I am going to watch this one like a hawk. Let’s see how much it costs this Company and how severe the fine is.
If you divide 120,000 by 55 you get 2,182 barrels, which doesn’t sound near as bad. I’m surprised that the media didn’t go with litters, quarts or pints to get an even bigger scarier number.
Not to worry, we have a Democrat president, so all everywhere is well — because America elected and reelected a god.
/s
Roughly 88% of which is fracking water, not oil. Set up a feedlot for a few months and by this time next year, the only evidence anything ever happened will be greener grass.
For the record, the nearest city of Marmarth has a population of less than 150 and is the largest town in the county. The county seat of Amidon is home to 20 people, second smallest county seat in the USA.
These guys just need to erect a windmill and throw about 500 dead bald eagles onto the land. The EPA will give them a pass then.
So, go in there and clean it up. Accidents happen.
Se can put a Man on the Moon but we can’t clean up an Industrial Accident?
Naah, they are too busy giving some guy a hard time about a stock pond somewhere in the Midwest.

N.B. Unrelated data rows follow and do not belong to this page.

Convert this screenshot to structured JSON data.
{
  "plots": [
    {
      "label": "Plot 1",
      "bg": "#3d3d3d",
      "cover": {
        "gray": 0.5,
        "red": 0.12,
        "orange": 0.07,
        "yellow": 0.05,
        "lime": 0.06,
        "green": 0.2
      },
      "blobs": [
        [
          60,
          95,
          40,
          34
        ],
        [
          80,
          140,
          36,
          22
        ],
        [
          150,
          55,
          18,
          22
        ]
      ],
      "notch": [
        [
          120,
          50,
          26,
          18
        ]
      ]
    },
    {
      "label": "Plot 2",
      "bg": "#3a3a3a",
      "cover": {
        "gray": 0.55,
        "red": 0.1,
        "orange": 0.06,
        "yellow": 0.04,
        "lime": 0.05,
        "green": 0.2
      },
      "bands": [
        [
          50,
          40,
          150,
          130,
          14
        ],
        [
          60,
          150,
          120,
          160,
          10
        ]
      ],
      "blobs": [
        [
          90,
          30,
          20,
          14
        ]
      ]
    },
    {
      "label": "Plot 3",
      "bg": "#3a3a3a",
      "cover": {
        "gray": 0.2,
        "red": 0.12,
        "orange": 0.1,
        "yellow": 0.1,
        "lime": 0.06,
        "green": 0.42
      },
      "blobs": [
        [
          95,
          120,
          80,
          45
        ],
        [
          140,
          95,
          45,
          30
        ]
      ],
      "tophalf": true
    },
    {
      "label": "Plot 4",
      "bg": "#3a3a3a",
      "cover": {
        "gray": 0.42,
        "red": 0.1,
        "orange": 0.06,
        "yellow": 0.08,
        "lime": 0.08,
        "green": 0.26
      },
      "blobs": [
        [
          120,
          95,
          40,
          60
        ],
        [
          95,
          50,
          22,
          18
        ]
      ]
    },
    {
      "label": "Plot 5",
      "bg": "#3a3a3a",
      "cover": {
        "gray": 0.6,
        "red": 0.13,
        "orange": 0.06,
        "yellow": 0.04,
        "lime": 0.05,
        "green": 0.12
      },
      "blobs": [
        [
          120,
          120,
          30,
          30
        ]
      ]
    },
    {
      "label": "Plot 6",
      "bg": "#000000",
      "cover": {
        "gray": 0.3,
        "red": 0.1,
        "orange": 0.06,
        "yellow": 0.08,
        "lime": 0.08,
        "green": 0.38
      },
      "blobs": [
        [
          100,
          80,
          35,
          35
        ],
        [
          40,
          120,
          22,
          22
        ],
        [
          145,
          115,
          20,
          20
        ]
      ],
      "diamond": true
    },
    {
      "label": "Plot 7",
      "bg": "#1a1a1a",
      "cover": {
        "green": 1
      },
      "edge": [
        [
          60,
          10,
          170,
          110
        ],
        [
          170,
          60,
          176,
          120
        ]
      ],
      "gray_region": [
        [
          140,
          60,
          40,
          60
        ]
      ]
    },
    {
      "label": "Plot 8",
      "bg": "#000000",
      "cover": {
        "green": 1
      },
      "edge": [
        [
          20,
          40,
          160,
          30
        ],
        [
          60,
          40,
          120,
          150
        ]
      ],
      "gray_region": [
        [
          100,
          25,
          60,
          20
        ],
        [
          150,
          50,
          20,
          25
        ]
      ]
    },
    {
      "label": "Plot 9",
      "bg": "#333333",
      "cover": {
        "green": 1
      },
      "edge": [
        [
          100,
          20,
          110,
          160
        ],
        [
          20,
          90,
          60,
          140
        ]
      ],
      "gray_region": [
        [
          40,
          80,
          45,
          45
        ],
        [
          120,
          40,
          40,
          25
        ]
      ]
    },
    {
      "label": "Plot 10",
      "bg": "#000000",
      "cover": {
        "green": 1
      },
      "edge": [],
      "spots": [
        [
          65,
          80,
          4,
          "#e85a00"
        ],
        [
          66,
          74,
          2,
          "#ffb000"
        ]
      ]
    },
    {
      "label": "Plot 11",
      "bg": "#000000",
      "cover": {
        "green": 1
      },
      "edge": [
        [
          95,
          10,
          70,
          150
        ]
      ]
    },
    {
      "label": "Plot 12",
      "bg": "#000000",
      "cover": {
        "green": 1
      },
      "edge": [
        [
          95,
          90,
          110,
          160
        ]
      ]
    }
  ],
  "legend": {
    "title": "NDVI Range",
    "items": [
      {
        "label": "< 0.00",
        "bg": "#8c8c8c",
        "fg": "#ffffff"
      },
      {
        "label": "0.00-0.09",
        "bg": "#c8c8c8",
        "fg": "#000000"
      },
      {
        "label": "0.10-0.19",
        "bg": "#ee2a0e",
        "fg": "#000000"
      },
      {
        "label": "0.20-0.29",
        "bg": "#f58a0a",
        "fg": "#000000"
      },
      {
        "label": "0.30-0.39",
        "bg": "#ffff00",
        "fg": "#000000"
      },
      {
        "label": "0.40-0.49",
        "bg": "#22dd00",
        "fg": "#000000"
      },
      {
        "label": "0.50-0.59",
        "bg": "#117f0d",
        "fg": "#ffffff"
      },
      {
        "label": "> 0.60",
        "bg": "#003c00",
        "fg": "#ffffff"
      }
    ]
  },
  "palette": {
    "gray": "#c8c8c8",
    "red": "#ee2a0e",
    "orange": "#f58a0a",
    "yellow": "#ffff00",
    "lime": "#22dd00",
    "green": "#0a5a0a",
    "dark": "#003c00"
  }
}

Or messing with my uncle about a pile of tires some criminal dumped on his property.
Some estimated 17,000 gallons of oil and 105,000 gallons of drilling wastewater containing saltwater and chemicals leaked into pastureland near the city of Marmarth when a tank sensor failed, news agencies quoted state regulators as saying. The tank overflowed on Wednesday, and by Friday, workers were excavating the affected pastureland, which is being equated to the size of a football field.Compared to the EPA's Gold King Mine fiasco / sabotage, how does this compare? Rhetorically speaking, I mean.
Oil field lingo is 42 gallons per barrel, not 55. Number of barrels is 2,857 which is considerable. If it was just in a pasture, cleanup should be fairly easy unless there are groundwater impacts. Clean up the surface area and pay the farmer for damages.

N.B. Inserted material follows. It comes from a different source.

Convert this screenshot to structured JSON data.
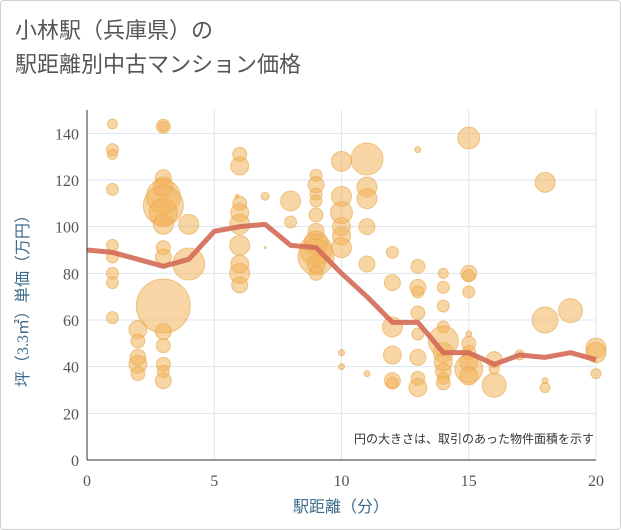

Twenty years ago one of my early clients did not have sensors on a 40,000 barrel tank receiving jet fuel from a pipeline. The terminal manager made an incorrect calculation on how long it would take to fill the tank and went home. He was called back when the neighbors complained about the petroleum odor to find he had flooded the unlined containment area surrounding the tank with jet fuel. The facility was right next to an irrigation ditch and all the residences were on private wells. I spent a couple of months in charge of the clean up and sampling all local wells which fortunately, were in a deeper water bearing zone.
Now the company has installed high level and high-high level alarms on its tanks to avoid just this type of problem. Though a supporter or the industry, it never ceases to amaze me how some simple cost-effect precautions can prevent an incident that will cost many tens or hundreds of thousands of dollars to mitigate. In addition, it feeds the environutters playbook of how the big bad oil companies are polluting the environment.
Happens In Manufacturing Industry too.
Companies will cobble something to circumvent a safety switch in Big presses to save replacing a faulty one at 50 dollars but whine when someone loses an arm or gets their whole body turned to liquid and have to pay hundreds of thousands in fines and civil litigation.
Mmmmm-yummmmm! Puts hair on the cattle’s chests!